Established 1958 ~ Hardball Business Litigation & Complex Negotiations

Third Circuit Adopts McCarthy Test for Distributor-Manufacturer Trademark Disputes

On April 18, 2017, the Third Circuit held that the McCarthy Test should be applied in trademark disputes between distributors and manufacturers when there is no written contract. Covertech Fabricating, Inc. v. TVM Bldg. Prod., Inc., 855 F.3d 163 (3d Cir. 2017). Plaintiff Covertech Fabricating, Inc., headquartered in Canada, manufactures protective packaging and reflective insulation. In 1998, Plaintiff entered into an informal agreement with Defendant TVM Building Products, Inc. which designated Defendant as the exclusive marketer and distributor of Plaintiff’s rFOIL insulation products in the United States. After disputes regarding payment and Defendant’s purchase of competitor insulation products, Plaintiff terminated its informal agreement with Defendant and trademarked the rFOIL product in Canada. In response, Defendant petitioned to register rFOIL as a trademark in the United States. Plaintiff sued Defendant to assert its ownership over the trademark. The lower court granted Plaintiff’s claims. The Third Circuit affirmed the decision but found that the lower court’s use of the first use test was legal error.

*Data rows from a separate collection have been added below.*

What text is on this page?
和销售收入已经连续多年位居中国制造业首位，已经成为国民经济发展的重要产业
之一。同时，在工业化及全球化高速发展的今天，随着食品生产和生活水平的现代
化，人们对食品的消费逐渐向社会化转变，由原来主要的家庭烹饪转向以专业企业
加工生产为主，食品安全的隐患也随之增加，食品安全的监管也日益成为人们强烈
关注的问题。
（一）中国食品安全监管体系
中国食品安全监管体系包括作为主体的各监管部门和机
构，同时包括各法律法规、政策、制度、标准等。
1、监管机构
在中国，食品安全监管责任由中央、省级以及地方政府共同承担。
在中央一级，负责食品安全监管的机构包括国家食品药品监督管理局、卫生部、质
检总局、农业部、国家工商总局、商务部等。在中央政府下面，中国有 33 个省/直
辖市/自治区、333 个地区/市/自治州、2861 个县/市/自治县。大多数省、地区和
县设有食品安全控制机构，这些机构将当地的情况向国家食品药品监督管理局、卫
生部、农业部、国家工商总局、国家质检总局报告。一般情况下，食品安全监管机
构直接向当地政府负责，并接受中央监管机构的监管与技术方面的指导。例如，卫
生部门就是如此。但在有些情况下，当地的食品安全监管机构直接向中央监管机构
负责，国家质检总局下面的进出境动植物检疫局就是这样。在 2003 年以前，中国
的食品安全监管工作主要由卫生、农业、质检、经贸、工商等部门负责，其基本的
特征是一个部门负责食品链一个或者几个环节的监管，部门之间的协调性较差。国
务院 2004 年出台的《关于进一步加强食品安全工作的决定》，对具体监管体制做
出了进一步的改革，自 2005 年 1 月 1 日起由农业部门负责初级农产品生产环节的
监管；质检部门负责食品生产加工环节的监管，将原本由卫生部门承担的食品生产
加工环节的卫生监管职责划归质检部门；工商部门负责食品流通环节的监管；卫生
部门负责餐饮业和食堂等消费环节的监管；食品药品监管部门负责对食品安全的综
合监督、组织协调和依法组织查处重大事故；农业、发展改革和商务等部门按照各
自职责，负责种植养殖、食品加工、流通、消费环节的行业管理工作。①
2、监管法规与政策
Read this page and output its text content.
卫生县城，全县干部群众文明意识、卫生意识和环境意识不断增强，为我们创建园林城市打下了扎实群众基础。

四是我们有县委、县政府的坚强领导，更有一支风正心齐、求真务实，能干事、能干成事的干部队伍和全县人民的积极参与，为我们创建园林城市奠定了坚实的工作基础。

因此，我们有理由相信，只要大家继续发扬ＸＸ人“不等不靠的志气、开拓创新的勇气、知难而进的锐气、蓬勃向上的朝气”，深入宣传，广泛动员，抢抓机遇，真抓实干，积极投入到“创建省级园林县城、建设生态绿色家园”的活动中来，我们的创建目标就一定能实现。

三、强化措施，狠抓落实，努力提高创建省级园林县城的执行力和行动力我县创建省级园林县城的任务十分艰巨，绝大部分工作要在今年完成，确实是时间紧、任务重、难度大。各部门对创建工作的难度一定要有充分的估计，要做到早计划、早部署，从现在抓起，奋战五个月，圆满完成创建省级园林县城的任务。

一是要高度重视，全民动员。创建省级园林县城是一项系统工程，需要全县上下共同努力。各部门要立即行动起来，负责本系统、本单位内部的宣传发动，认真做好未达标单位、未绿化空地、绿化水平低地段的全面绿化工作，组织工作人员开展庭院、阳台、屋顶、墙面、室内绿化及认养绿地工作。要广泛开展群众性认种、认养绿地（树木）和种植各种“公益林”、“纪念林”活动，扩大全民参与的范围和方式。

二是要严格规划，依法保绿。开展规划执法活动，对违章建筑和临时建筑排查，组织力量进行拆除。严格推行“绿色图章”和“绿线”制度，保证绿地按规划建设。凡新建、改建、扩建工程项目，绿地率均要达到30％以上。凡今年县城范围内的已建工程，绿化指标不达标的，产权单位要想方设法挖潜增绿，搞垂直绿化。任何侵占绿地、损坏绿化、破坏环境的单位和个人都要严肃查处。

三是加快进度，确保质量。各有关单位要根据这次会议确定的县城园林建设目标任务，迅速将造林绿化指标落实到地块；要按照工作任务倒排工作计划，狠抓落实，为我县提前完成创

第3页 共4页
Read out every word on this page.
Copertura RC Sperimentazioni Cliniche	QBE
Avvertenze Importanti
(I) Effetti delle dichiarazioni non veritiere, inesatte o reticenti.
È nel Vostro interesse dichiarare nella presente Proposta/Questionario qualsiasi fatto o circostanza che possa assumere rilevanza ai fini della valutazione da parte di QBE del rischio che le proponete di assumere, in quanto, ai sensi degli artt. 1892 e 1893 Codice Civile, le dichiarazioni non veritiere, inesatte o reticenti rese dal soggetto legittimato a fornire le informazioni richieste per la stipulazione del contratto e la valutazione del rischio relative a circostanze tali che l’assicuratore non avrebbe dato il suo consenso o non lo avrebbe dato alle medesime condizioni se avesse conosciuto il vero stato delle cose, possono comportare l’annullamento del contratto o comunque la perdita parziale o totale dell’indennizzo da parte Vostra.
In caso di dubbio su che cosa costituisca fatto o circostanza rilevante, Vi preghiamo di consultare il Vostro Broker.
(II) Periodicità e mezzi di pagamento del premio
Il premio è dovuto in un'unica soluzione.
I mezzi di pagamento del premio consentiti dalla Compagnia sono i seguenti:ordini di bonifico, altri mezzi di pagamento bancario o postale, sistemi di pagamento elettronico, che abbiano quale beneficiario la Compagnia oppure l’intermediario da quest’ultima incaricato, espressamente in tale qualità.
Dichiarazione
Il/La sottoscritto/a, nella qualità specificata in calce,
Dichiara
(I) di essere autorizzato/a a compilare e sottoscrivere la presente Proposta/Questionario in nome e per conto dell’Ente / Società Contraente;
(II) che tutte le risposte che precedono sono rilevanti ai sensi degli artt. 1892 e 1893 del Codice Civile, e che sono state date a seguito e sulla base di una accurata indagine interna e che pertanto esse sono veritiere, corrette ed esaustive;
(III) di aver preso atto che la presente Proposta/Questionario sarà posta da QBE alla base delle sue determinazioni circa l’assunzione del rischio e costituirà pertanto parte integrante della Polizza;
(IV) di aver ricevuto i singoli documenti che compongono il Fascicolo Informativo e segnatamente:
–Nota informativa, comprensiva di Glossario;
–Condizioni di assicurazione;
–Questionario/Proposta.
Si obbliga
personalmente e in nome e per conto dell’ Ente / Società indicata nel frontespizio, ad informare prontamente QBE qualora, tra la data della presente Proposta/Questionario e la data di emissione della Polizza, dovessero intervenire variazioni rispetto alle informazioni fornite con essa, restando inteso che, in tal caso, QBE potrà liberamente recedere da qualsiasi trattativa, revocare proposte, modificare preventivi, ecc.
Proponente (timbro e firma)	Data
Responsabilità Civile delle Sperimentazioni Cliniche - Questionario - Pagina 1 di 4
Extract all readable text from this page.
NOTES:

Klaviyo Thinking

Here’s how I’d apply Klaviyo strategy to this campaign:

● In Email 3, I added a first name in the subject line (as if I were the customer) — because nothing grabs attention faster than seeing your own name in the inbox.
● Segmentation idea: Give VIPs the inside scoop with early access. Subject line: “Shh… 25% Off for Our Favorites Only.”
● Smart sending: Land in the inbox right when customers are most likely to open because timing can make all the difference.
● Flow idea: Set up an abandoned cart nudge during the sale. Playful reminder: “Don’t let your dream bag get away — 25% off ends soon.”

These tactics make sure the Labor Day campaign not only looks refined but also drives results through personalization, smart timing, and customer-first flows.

The Third Circuit held that the McCarthy Test should be applied in distributor-manufacturer disputes rather than the First Use Test due to the unique attributes of a relationship between an exclusive and noncompetitive distributor and manufacturer. The First Use Test is generally appropriate for unregistered trademark disputes as it favors the entity that used the trademark first thus rewarding the party with actual and continuous use of the mark. The Third Circuit held that the McCarthy test is more appropriate under these circumstances because it would unjustly benefit the distributor in the majority of cases simply due to the distributor making the first sale of the goods solely at the manufacturer’s request. The McCarthy tests states that “the manufacturer is the presumptive trademark owner unless the distributor rebuts that presumption using a multi-factor balancing test.” The factors of the balancing test are:

(1) which party invented or created the mark”; (2) which party first affixed the mark to goods sold; (3) which party’s name appeared on packaging and promotional materials in conjunction with the mark; (4) which party exercised control over the nature and quality of goods on which the mark appeared; (5) to which party did customers look as standing behind the goods, e.g., which party received complaints for defects and made appropriate replacement or refund; and (6) which party paid for advertising and promotion of the trademarked product.

The Third Circuit ruled that Plaintiff was the proper owner of the trademark given a balancing of the McCarthy factors. Even though the balancing clearly favored Plaintiff in this case, the Court asserted that ownership generally goes to the manufacturer if the factors are equal given the presumption of ownership for the manufacturer. The Court also dismissed Defendant’s challenges regarding Plaintiff’s successful fraud and acquiescence claims.